When her clearance arrived, she walked out of the petrol-pump-shaped building onto Tothill Street, turning almost immediately right towards New Scotland Yard and the famous revolving cheese on a pole which had identified it in a hundred television series. The silver cheese caught the hot midday sun at regular intervals, flashing at her like a slow stroboscopic light. She wondered why that particular image seemed to be significant. Back in her own office at the Yard, Jake called the lab.
‘Maurice? Where are we on that autoradiograph?’ she asked. ‘Has the computer matched an identity card with the sample yet?’
‘I wish you’d make up your mind,’ he snarled back. ‘You mean you want to start the DNA-matching program again?’
‘What do you mean again?’ she asked. ‘Who told you to stop?’

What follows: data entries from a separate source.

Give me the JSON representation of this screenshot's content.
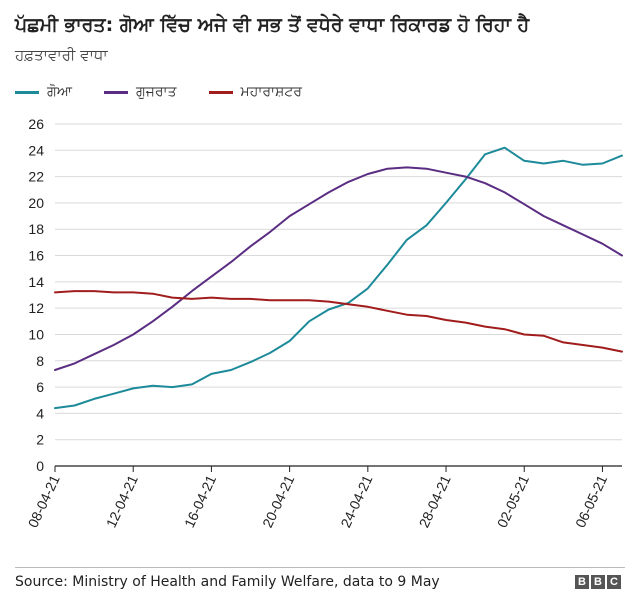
{
  "header": {
    "title": "ਪੱਛਮੀ ਭਾਰਤ: ਗੋਆ ਵਿੱਚ ਅਜੇ ਵੀ ਸਭ ਤੋਂ ਵਧੇਰੇ ਵਾਧਾ ਰਿਕਾਰਡ ਹੋ ਰਿਹਾ ਹੈ",
    "subtitle": "ਹਫ਼ਤਾਵਾਰੀ ਵਾਧਾ"
  },
  "footer": {
    "source": "Source: Ministry of Health and Family Welfare, data to 9 May",
    "logo_letters": [
      "B",
      "B",
      "C"
    ]
  },
  "colors": {
    "goa": "#1d8a9a",
    "gujarat": "#5a2d82",
    "maharashtra": "#a11c1c",
    "grid": "#d9d9d9",
    "axis": "#222222"
  },
  "chart_data": {
    "type": "line",
    "title": "ਪੱਛਮੀ ਭਾਰਤ: ਗੋਆ ਵਿੱਚ ਅਜੇ ਵੀ ਸਭ ਤੋਂ ਵਧੇਰੇ ਵਾਧਾ ਰਿਕਾਰਡ ਹੋ ਰਿਹਾ ਹੈ",
    "ylabel": "ਹਫ਼ਤਾਵਾਰੀ ਵਾਧਾ",
    "ylim": [
      0,
      26
    ],
    "yticks": [
      0,
      2,
      4,
      6,
      8,
      10,
      12,
      14,
      16,
      18,
      20,
      22,
      24,
      26
    ],
    "x": [
      "08-04-21",
      "09-04-21",
      "10-04-21",
      "11-04-21",
      "12-04-21",
      "13-04-21",
      "14-04-21",
      "15-04-21",
      "16-04-21",
      "17-04-21",
      "18-04-21",
      "19-04-21",
      "20-04-21",
      "21-04-21",
      "22-04-21",
      "23-04-21",
      "24-04-21",
      "25-04-21",
      "26-04-21",
      "27-04-21",
      "28-04-21",
      "29-04-21",
      "30-04-21",
      "01-05-21",
      "02-05-21",
      "03-05-21",
      "04-05-21",
      "05-05-21",
      "06-05-21",
      "07-05-21"
    ],
    "xtick_labels": [
      "08-04-21",
      "12-04-21",
      "16-04-21",
      "20-04-21",
      "24-04-21",
      "28-04-21",
      "02-05-21",
      "06-05-21"
    ],
    "xtick_indices": [
      0,
      4,
      8,
      12,
      16,
      20,
      24,
      28
    ],
    "series": [
      {
        "name": "ਗੋਆ",
        "key": "goa",
        "values": [
          4.4,
          4.6,
          5.1,
          5.5,
          5.9,
          6.1,
          6.0,
          6.2,
          7.0,
          7.3,
          7.9,
          8.6,
          9.5,
          11.0,
          11.9,
          12.4,
          13.5,
          15.3,
          17.2,
          18.3,
          20.0,
          21.8,
          23.7,
          24.2,
          23.2,
          23.0,
          23.2,
          22.9,
          23.0,
          23.6
        ]
      },
      {
        "name": "ਗੁਜਰਾਤ",
        "key": "gujarat",
        "values": [
          7.3,
          7.8,
          8.5,
          9.2,
          10.0,
          11.0,
          12.1,
          13.3,
          14.4,
          15.5,
          16.7,
          17.8,
          19.0,
          19.9,
          20.8,
          21.6,
          22.2,
          22.6,
          22.7,
          22.6,
          22.3,
          22.0,
          21.5,
          20.8,
          19.9,
          19.0,
          18.3,
          17.6,
          16.9,
          16.0
        ]
      },
      {
        "name": "ਮਹਾਰਾਸ਼ਟਰ",
        "key": "maharashtra",
        "values": [
          13.2,
          13.3,
          13.3,
          13.2,
          13.2,
          13.1,
          12.8,
          12.7,
          12.8,
          12.7,
          12.7,
          12.6,
          12.6,
          12.6,
          12.5,
          12.3,
          12.1,
          11.8,
          11.5,
          11.4,
          11.1,
          10.9,
          10.6,
          10.4,
          10.0,
          9.9,
          9.4,
          9.2,
          9.0,
          8.7
        ]
      }
    ]
  }
}
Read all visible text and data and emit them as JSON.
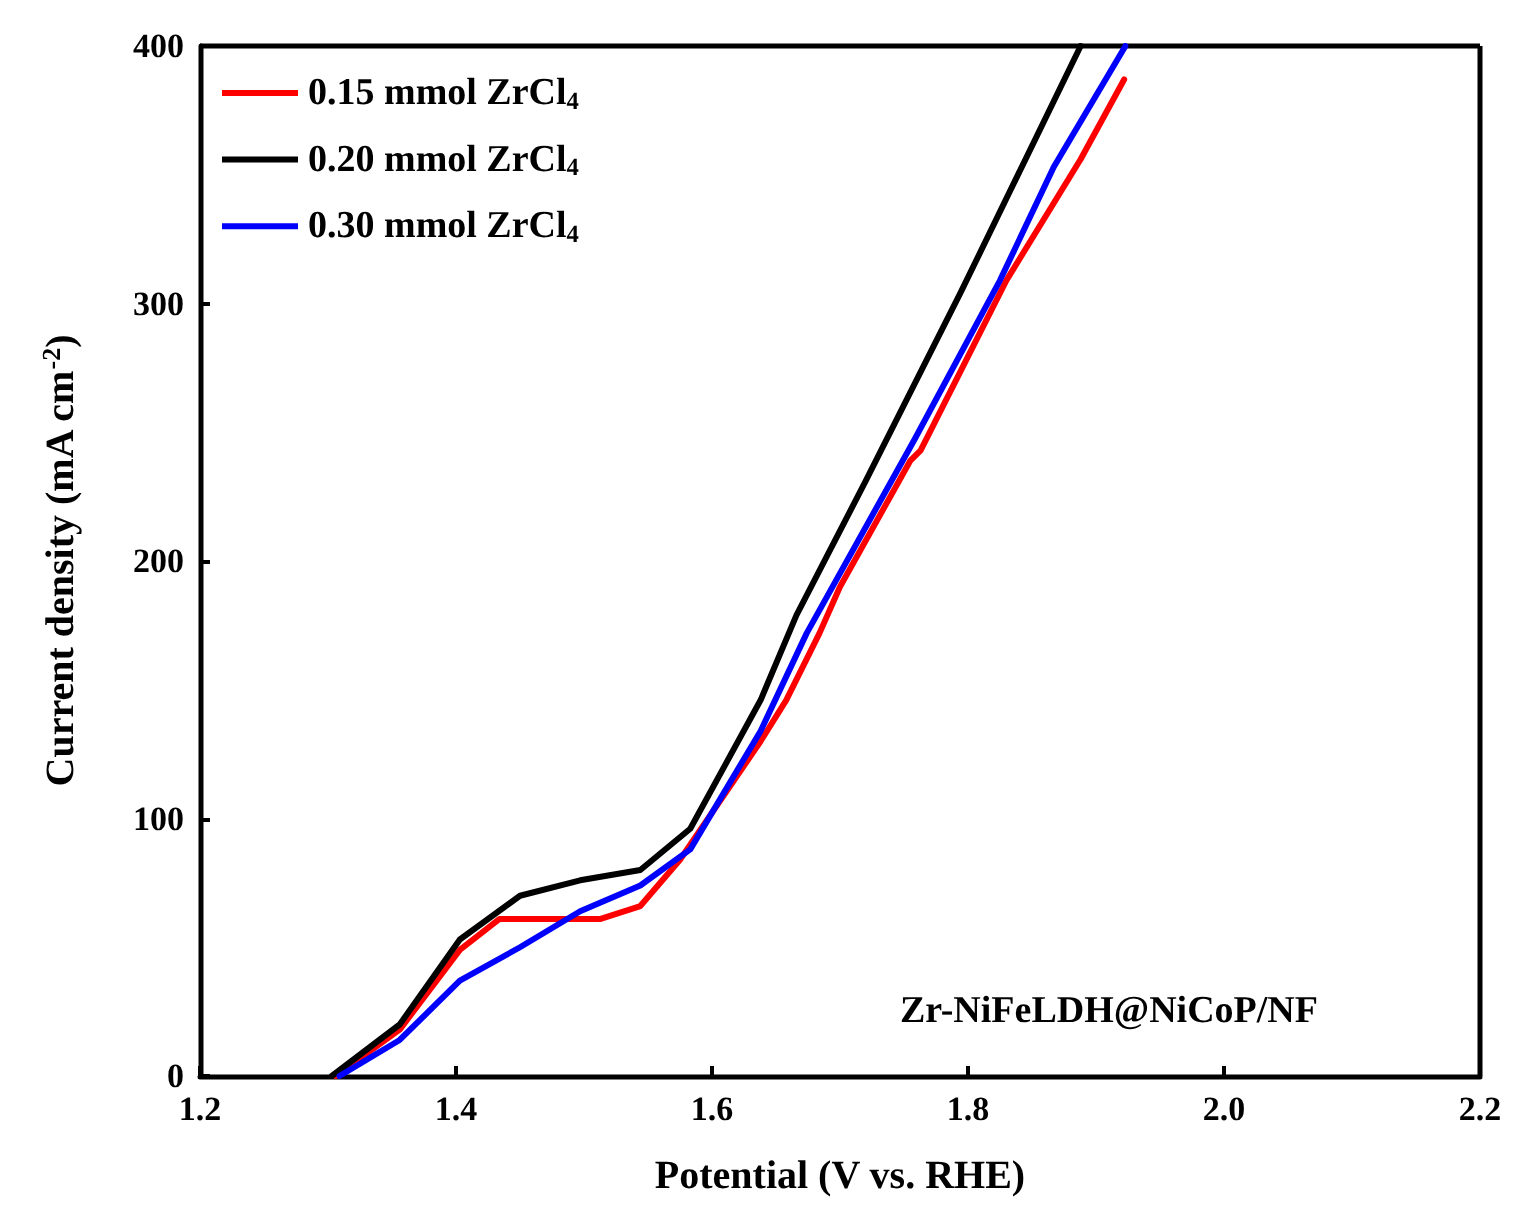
{
  "chart_data": {
    "type": "line",
    "xlabel": "Potential (V vs. RHE)",
    "ylabel": "Current density (mA cm$^{-2}$)",
    "annotations": [
      "Zr-NiFeLDH@NiCoP/NF"
    ],
    "xlim": [
      1.2,
      2.2
    ],
    "xticks": [
      1.2,
      1.4,
      1.6,
      1.8,
      {
        "value": 2,
        "label": "2.0"
      },
      2.2
    ],
    "ylim": [
      0,
      400
    ],
    "yticks": [
      0,
      100,
      200,
      300,
      400
    ],
    "grid": false,
    "legend": "top left",
    "marker": "none",
    "line_style": "solid",
    "series": [
      {
        "name": "0.15 mmol ZrCl$_{4}$",
        "color": "#ff0000",
        "x": [
          1.306,
          1.356,
          1.403,
          1.434,
          1.466,
          1.513,
          1.544,
          1.575,
          1.638,
          1.658,
          1.684,
          1.7,
          1.755,
          1.763,
          1.83,
          1.888,
          1.922
        ],
        "values": [
          0,
          18,
          49,
          61,
          61,
          61,
          66,
          84,
          130,
          146,
          172,
          190,
          239,
          243,
          309,
          356,
          387
        ]
      },
      {
        "name": "0.20 mmol ZrCl$_{4}$",
        "color": "#000000",
        "x": [
          1.303,
          1.356,
          1.403,
          1.45,
          1.497,
          1.544,
          1.583,
          1.638,
          1.666,
          1.72,
          1.794,
          1.888
        ],
        "values": [
          0,
          20,
          53,
          70,
          76,
          80,
          96,
          146,
          179,
          231,
          304,
          400
        ]
      },
      {
        "name": "0.30 mmol ZrCl$_{4}$",
        "color": "#0000ff",
        "x": [
          1.309,
          1.356,
          1.403,
          1.45,
          1.497,
          1.544,
          1.583,
          1.638,
          1.674,
          1.758,
          1.825,
          1.867,
          1.923
        ],
        "values": [
          0,
          14,
          37,
          50,
          64,
          74,
          88,
          134,
          172,
          247,
          309,
          353,
          400
        ]
      }
    ]
  }
}
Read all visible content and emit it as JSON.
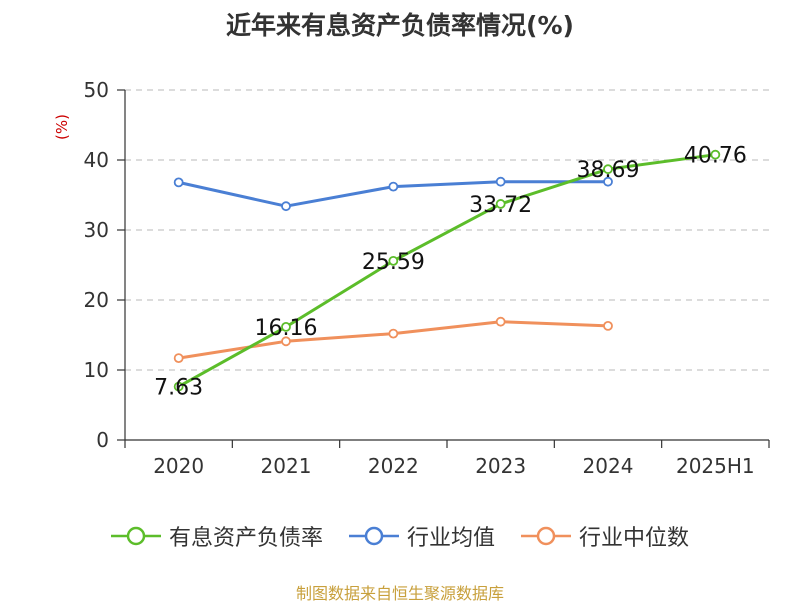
{
  "chart_data": {
    "type": "line",
    "title": "近年来有息资产负债率情况(%)",
    "ylabel": "(%)",
    "xlabel": "",
    "categories": [
      "2020",
      "2021",
      "2022",
      "2023",
      "2024",
      "2025H1"
    ],
    "ylim": [
      0,
      50
    ],
    "yticks": [
      0,
      10,
      20,
      30,
      40,
      50
    ],
    "grid": true,
    "legend_position": "bottom",
    "series": [
      {
        "name": "有息资产负债率",
        "color": "#5cbd2a",
        "values": [
          7.63,
          16.16,
          25.59,
          33.72,
          38.69,
          40.76
        ],
        "data_labels": [
          "7.63",
          "16.16",
          "25.59",
          "33.72",
          "38.69",
          "40.76"
        ]
      },
      {
        "name": "行业均值",
        "color": "#4a7fd4",
        "values": [
          36.8,
          33.4,
          36.2,
          36.9,
          36.9,
          null
        ]
      },
      {
        "name": "行业中位数",
        "color": "#f0905c",
        "values": [
          11.7,
          14.1,
          15.2,
          16.9,
          16.3,
          null
        ]
      }
    ]
  },
  "source_text": "制图数据来自恒生聚源数据库"
}
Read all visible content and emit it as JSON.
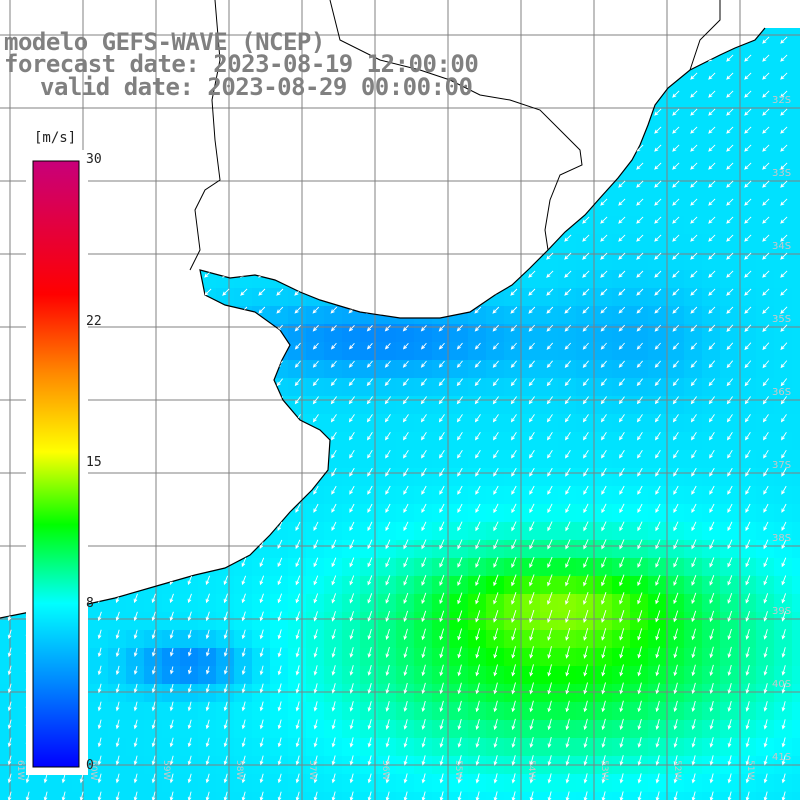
{
  "title": {
    "model": "modelo GEFS-WAVE (NCEP)",
    "forecast": "forecast date: 2023-08-19 12:00:00",
    "valid": "valid date: 2023-08-29 00:00:00"
  },
  "colorbar": {
    "unit": "[m/s]",
    "min": 0,
    "max": 30,
    "ticks": [
      {
        "value": 30,
        "label": "30"
      },
      {
        "value": 22,
        "label": "22"
      },
      {
        "value": 15,
        "label": "15"
      },
      {
        "value": 8,
        "label": "8"
      },
      {
        "value": 0,
        "label": "0"
      }
    ],
    "stops": [
      "#0000ff",
      "#00aaff",
      "#00ffff",
      "#00ff00",
      "#ffff00",
      "#ff8800",
      "#ff0000",
      "#c8007a"
    ]
  },
  "map": {
    "lon_labels": [
      "61W",
      "60W",
      "59W",
      "58W",
      "57W",
      "56W",
      "55W",
      "54W",
      "53W",
      "52W",
      "51W"
    ],
    "lat_labels": [
      "32S",
      "33S",
      "34S",
      "35S",
      "36S",
      "37S",
      "38S",
      "39S",
      "40S",
      "41S"
    ],
    "colors": {
      "land": "#ffffff",
      "coast": "#000000",
      "grid": "#808080",
      "arrow": "#ffffff"
    }
  }
}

‘You did. I got a signed memo from you just yesterday. You told me to send you the graph too.’
‘And did you?’
‘You mean you haven’t got it?’
Jake was beginning to smell a rat. ‘Maurice. I’d like you to find that memo and then b
ring it to my office. Immediately.’
She waited several minutes and then he called back. Even on the pictophone screen, she could see he looked worried.
‘Is this some kind of joke?’ he said. ‘Because I’ve got better things to do, lady.’
‘It’s no joke,’ Jake said. ‘Well? Did you find the memo?’
‘Funny thing,’ he said. ‘I’ve looked everywhere, and I can’t locate it.’
‘You say that the memo arrived on your computer screen yesterday, right?’
‘Yes,’ he said. ‘I copied it onto my dayfile and made a hard copy to attach to the autoradiograph.’